Anna Altobello si muove nel campo dell’autorialità tra performance, danze, poesie e vocalità. Originaria del Friuli, cresce in ambito sportivo per poi interessarsi alla performance e danza contemporanea e all’interazione tra linguaggi artistici differenti.
Lavora con e per importanti autori/registi contemporanei, italiani e stranieri, tracciando un nutrito percorso di spostamenti tra stati e regioni; Israele, in particolare, è il luogo pieno di contraddizioni al quale è profondamente legata. La sua ricerca artistica è tesa soprattutto ad individuare l’origine percettiva e il respiro più profondi alla base di ogni movimento; ad esplorare approcci/suggestioni intorno all’alterità animale, l’elemento naturale e la sua osservazione, andando a fondo al rapporto tra addomesticamento e selvaticità nella pratica corporea e vocale.
Per alcuni anni ha vissuto in Val Tramontina (PN), periodo che ha tracciato profondamente la sua visione estetica, anche per la convivenza con un branco strano composto da Domaso Baba cavallo, Greta, Lup, Nino e Ombra cani e Samurai gatto. Ha alimentato così la ricerca sul campo della convivenza interspecie, traendo ispirazione dall’incontro tra differenti linguaggi corporei.

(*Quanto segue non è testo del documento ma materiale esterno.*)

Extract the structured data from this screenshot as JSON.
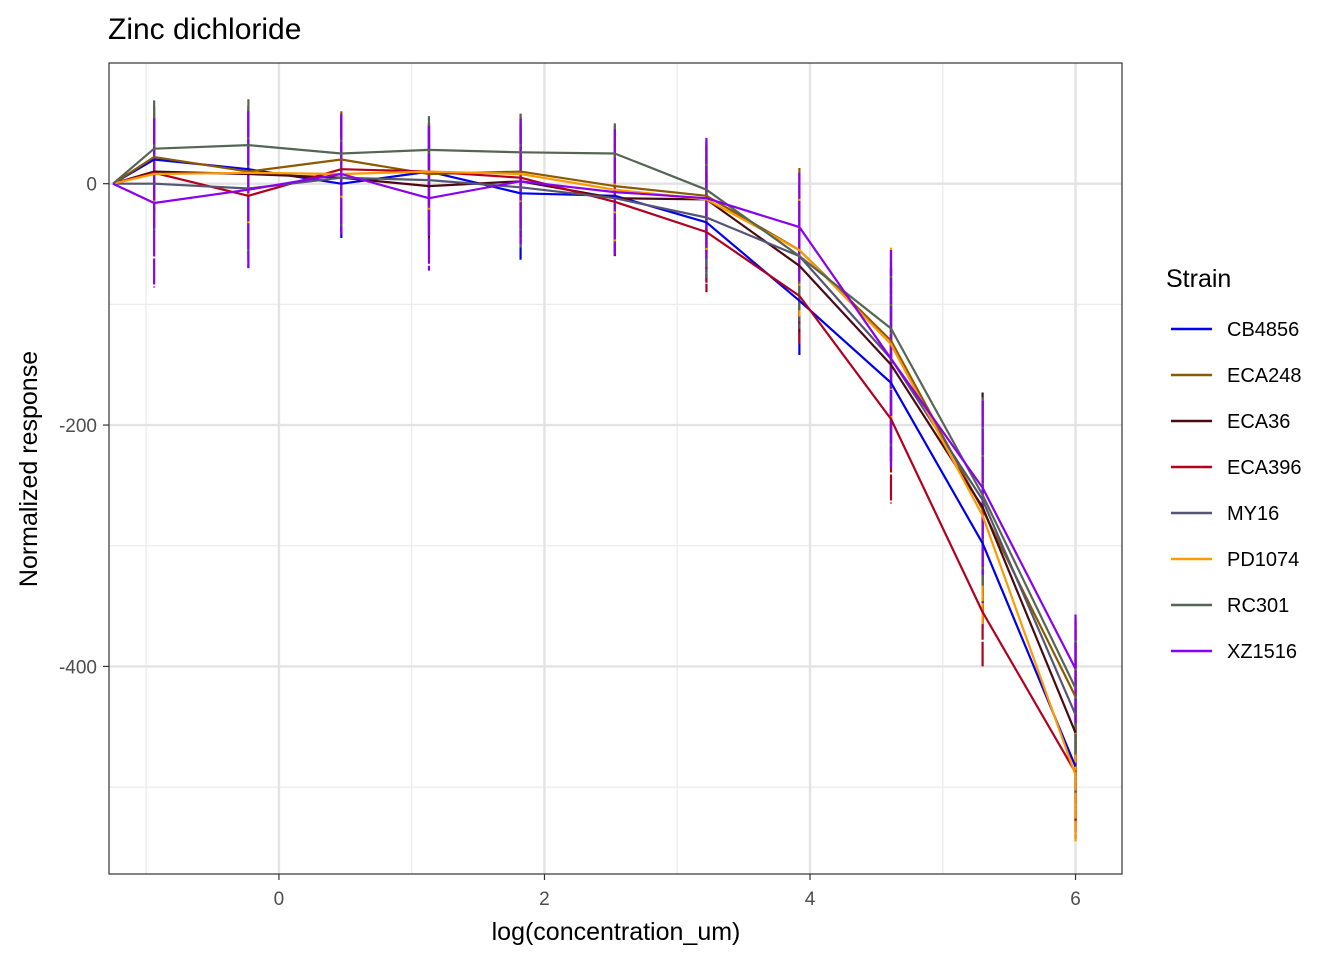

Tra le varie collaborazioni: Living Theatre, il collettivo Jennifer rosa, Francesca Sarah Toich, Boris Charmatz, Jerome Bell, Virgilio Sieni, Elena Giannotti, Silvia Gribaudi, Daniele Ninarello, Collettivo Kinkaleri, Andrea Costanzo Martini, Iris Erez, Francesca Foscarini, Cristian Chironi, Andrea Sanson, Elisa Campagnaro, Eugenio Sanna.
Porta avanti lavori artistici multidisciplinari con artisti visivi e del suono, in particolare insieme al videoartista Alfredo Broccolo e il musicista Luca Ciffo – TRAUM, con il quale nasce il progetto NEW DISORDER, un duo artistico dove suono, movimento, voce e poesia si intrecciano in performance strettamente legate al luogo in cui si svolgono. Sempre insieme, si avventurano nella realizzazione di musica autoriale, col nome di AMARA.
Esplora la voce in connessione con il movimento: studia con la cantanti artiste Alessandra Borin, Debora Petrina e Anna Maria Civico e il gruppo condotto dal fisioterapista/osteopata Natale Migliorino; indaga attraverso pratiche corporee specifiche come ILAN LEV, metodo GAGA.
Attualmente approfondisce lo YOGA partecipando alla scuola della coreografa ricercatrice Francesca Proia e continua a formarsi con la danzatrice Cinzia De Lorenzi con il suo approccio ecosomatico.
È co ideatrice di Di Sana Pianta conversazioni sulla natura, una serie di appuntamenti tra ricercatori della natura, della filosofia e dell’arte.
Scrive poesie portandole all’interno delle performance o della pratica performativa.
I suoi lavori trovano spazi di svolgimento (fisici e istituzionali) differenti, spesso a seguito di incontri personali che alimentano pratiche consolidate, ma in continua trasformazione.
Insegna danza contemporanea e conduce laboratori di movimento espressivo rivolti a diverse fasce d’età e persone in stato di vulnerabilità. Promuove percorsi e pratiche in natura, dove il paesaggio e gli elementi diventano occasione per affinare una sensibilità percettiva e nutrire la propria dimensione creativa.
Ha studiato design della luce, Counseling fenomenologico e massaggio animale.